第14話 ミージュの話⑦
メルリー王国の会議室。
ファイランは対策会議に呼び出されていた。
そこで今後の対処の仕方について話し合われた。空の民の襲撃、虫の襲来、今後も様々な予期せぬことが起こる可能性がある。そして何より、水不足について。この国が進み続けること、それと国民の命。そのことをもし天秤にかけるようになった場合、どうするか。
非情な判断も提案の中にはあった。
ファイランは国王たちとともに、その話を聞いた。
ファイランは会議を終えると、気持ちを切りかえるべく、外を歩き始めた。ガーデンを抜け、階段を下りていく。国の外側にぐるりとある階段からは、砂漠の景色が見えた。

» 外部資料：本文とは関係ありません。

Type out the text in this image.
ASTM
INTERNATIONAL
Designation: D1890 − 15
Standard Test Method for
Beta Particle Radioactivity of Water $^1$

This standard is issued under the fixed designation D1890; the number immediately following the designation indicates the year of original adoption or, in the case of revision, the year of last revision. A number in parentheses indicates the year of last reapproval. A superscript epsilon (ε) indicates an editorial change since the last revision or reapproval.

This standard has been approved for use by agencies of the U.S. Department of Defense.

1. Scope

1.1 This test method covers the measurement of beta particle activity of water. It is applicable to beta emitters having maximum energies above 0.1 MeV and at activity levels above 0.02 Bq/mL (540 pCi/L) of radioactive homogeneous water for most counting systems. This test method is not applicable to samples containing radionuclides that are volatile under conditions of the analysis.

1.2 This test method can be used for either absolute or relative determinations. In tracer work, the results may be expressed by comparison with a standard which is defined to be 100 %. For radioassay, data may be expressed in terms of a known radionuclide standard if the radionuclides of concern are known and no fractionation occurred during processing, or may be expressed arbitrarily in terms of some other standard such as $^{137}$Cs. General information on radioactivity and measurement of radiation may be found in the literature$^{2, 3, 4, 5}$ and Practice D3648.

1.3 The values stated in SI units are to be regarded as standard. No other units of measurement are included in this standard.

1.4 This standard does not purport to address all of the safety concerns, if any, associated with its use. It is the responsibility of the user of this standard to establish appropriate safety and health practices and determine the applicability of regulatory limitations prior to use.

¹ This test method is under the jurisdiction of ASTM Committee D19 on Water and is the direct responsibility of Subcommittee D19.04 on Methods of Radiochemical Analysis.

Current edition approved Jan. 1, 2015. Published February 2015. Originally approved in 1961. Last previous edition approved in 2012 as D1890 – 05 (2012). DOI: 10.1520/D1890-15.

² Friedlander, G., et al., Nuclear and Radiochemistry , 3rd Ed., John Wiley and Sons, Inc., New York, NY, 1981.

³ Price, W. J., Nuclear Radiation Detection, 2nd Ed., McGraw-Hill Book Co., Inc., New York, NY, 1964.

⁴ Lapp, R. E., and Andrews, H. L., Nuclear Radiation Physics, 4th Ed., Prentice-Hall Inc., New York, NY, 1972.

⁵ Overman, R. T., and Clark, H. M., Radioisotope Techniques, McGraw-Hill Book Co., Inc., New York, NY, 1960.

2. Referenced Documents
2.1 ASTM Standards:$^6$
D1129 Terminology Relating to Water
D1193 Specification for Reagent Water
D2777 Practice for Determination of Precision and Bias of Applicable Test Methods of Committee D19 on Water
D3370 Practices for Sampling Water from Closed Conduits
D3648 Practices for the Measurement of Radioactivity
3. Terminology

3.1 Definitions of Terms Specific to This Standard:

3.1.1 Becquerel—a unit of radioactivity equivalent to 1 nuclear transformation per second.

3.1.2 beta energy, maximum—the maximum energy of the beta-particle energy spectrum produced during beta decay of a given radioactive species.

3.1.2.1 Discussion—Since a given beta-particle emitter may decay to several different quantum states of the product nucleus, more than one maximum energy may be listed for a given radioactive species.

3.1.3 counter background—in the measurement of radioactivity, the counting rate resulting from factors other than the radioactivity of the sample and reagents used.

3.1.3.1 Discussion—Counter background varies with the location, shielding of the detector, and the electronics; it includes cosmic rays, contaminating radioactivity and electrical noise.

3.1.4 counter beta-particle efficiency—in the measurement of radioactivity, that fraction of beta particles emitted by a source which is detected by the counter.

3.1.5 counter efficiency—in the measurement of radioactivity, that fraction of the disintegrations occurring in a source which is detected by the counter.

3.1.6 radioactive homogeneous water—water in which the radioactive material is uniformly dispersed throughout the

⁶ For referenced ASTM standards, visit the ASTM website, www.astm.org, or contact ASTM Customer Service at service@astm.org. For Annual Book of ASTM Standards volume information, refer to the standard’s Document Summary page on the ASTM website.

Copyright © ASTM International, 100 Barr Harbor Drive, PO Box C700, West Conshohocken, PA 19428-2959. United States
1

ファイランが降りていると、登って来たミージュに出くわした。
「ファイラン、どうかした? 浮かない顔をして」
「ああ。ちょっとな」
「何かまずいことでもあった?」
ミージュはファイランの様子を見て、すぐにそう判断した。
「頭ではわかっていたんだけど、具体的になると恐ろしくてな」
ファイランのその言葉を聞き、ミージュは大体のことを察した。
この国の、優先順位を思って。
「ミージュは、ガーデンに用か?」
「用ってわけじゃないけど、植物の様子を見ようと思って」
「そうか」
そんなことを話していた時だった。
がくんっと、国中が大きく揺れた。
何が起きたのかわからず、ミージュは振り落とされないよう、近くの蔦にしがみついた。一方ファイランは、すぐに階段から身を乗り出し、足元を見降ろした。高いその場所からはよく見えなかったが、この国ごと砂の穴の中に落ち込んでいることがわかった。
「何だって急に!」
「ファイラン、気を付けて!」
ぐらりとまた大きく揺れた。植物が砂から這い上がろうと動いているのだ。しかしその穴のような所から這い上がることはできず、不安定に揺れ続けた。
地震の比ではない。縦に横にしばらくの間激しく揺れ続け、ミージュたちは必死にしがみついたまま様子をみるしかなかった。
しばらくそうしているうちに、植物は動かなくなった。
ミージュたちはその隙に、ひとまずガーデンに上がることにした。そして、観測室へと向かう。メイリアは見ていたはずだ。この国の不可思議な状況を。
通常植物たちは、穴に落ち込んだりしない。視覚があるのかはわからないが、穴のようなところ、不安定な場所は極力回避して進んでいる。
なのに、何故。
「メイリア!」
ファイランが彼女の名を呼ぶと、メイリアはじっと二人を見つめ、口を開いた。
「落とし穴だよ」
何が聞きたいか、よくわかっていたのだろう。メイリアは開口一番そう告げた。
「落とし穴? どんな?」
「よくわからない。見た目にはただの砂の大地に見えた。なのに突然、そこを通りかかったらこの通りだ。落とし穴以外に、考えにくい」
メイリアがそう断言するのだから、自然発生したものではないのだろう。
だとしたら。
「誰が、何のために?」
「そんなの、私がわかるわけないだろ」
メイリアは弟の質問にそう答えると、書類片手に部屋を出ようとした。
「急ぎ父上に報告しなくては。ファイランも来るか?」
「俺は後で行く」
「そうか」
部屋を出ていくメイリアを見送って、ファイランはミージュを見た。
「穴から出る方法か……」
「どのくらいの深さなんだろう?」
ファイランとミージュは、観測室の外に出て、身を乗り出した。深さ数メートルはある広く大きな穴。これだけの穴を人力で掘ったのだろうか。元々あったものを、落とし穴に使ったという方が正しいのかもしれない。けれど、誰が何のために?
「落とし穴に落として、物を略奪するとか?」
「その線が一番考えられると思うけど」
ファイランは辺りを見渡した。
「それなら、どこかで見張りでもいて、今まさにこちらへ向かって来ているかもしれないわけだ」
「そういうことになるね」
二人の表情に緊張が走る。
「空の民との交戦で、ただでさえ疲弊しているっていうのに」
ファイランは、ぐっと右手を握り締めた。
「戦いだけじゃなく、ここからどうやって出るかも考えないといけない」
ミージュのその言葉に。
「最悪を想定して、覚悟を決めておくことだ。覚悟がなければ、いざという時何もできない」
ファイランは自分に言い聞かせるようにそう言った。